Saddam ha anche rifiutato di dichiararsi colpevole o innocente. Il giudice al-Aloosh ha quindi fatto mettere a verbale una dichiarazione di innocenza, come pure per l'altro imputato, il cugino dell'ex rais, Ali Hassan al- Majid, meglio conosciuto come "Ali il chimico". Majid, infatti, entrato in aula camminando con un bastone, ha detto che sarebbe rimasto in silenzio.

I sette imputati sono accusati del massacro di decine di migliaia di curdi durante l'operazione di repressione "Anfal" (Bottino di guerra, dal titolo di una sura del Corano). Dal processo è escluso l'episodio più terribile di Anfal, il bombardamento chimico di Halabja, in cui morirono 5 mila civili, e che sarà giudicato in altra sede ancora da stabilire. Saddam e Majid sono gli unici imputati per i quali è stata formulata anche l'accusa di genocidio, crimine per cui rischiano la pena di morte.

Secondo il procuratore capo Jaafar al-Moussawi, il deposto regime baathista fece ricorso ad armi di sterminio, in particolare gas mostarda e nervino, e a bombardamenti aerei per colpire i curdi. Inoltre anziani, donne e bambini furono deportati in campi di prigionia, "non perchè avessero commesso reati ma perchè erano curdi" ha aggiunto Moussawi.

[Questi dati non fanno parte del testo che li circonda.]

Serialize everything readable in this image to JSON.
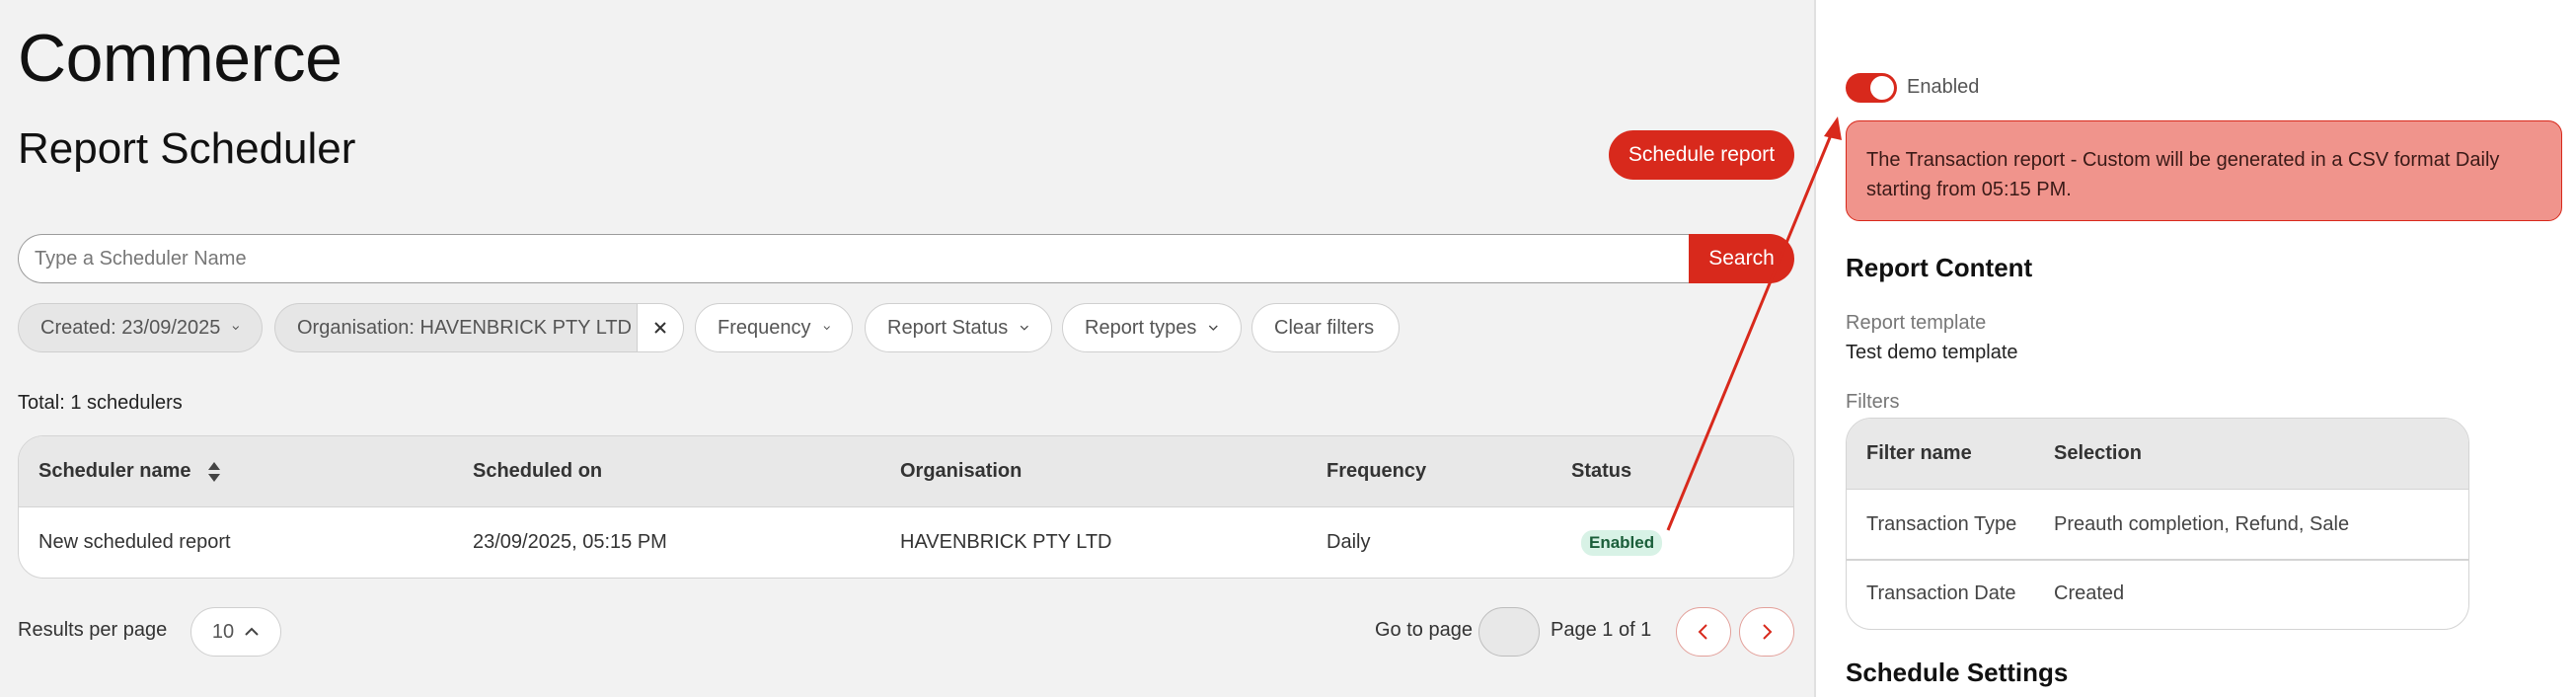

Saddam e gli altri sei gerarchi potrebbero giustificare la campagna di repressione con il fatto che i ribelli curdi e i loro leader erano colpevoli di tradimento per aver formato un'alleanza con l'acerrimo nemico iraniano.

Come nel processo per Dujail, in aula verranno sentiti testimoni del massacro. Per la prima volta la  pubblica accusa si avvarrà, però, anche di dati forniti dagli esperti che hanno esaminato le fosse comuni in cui furono sepolti i cadaveri.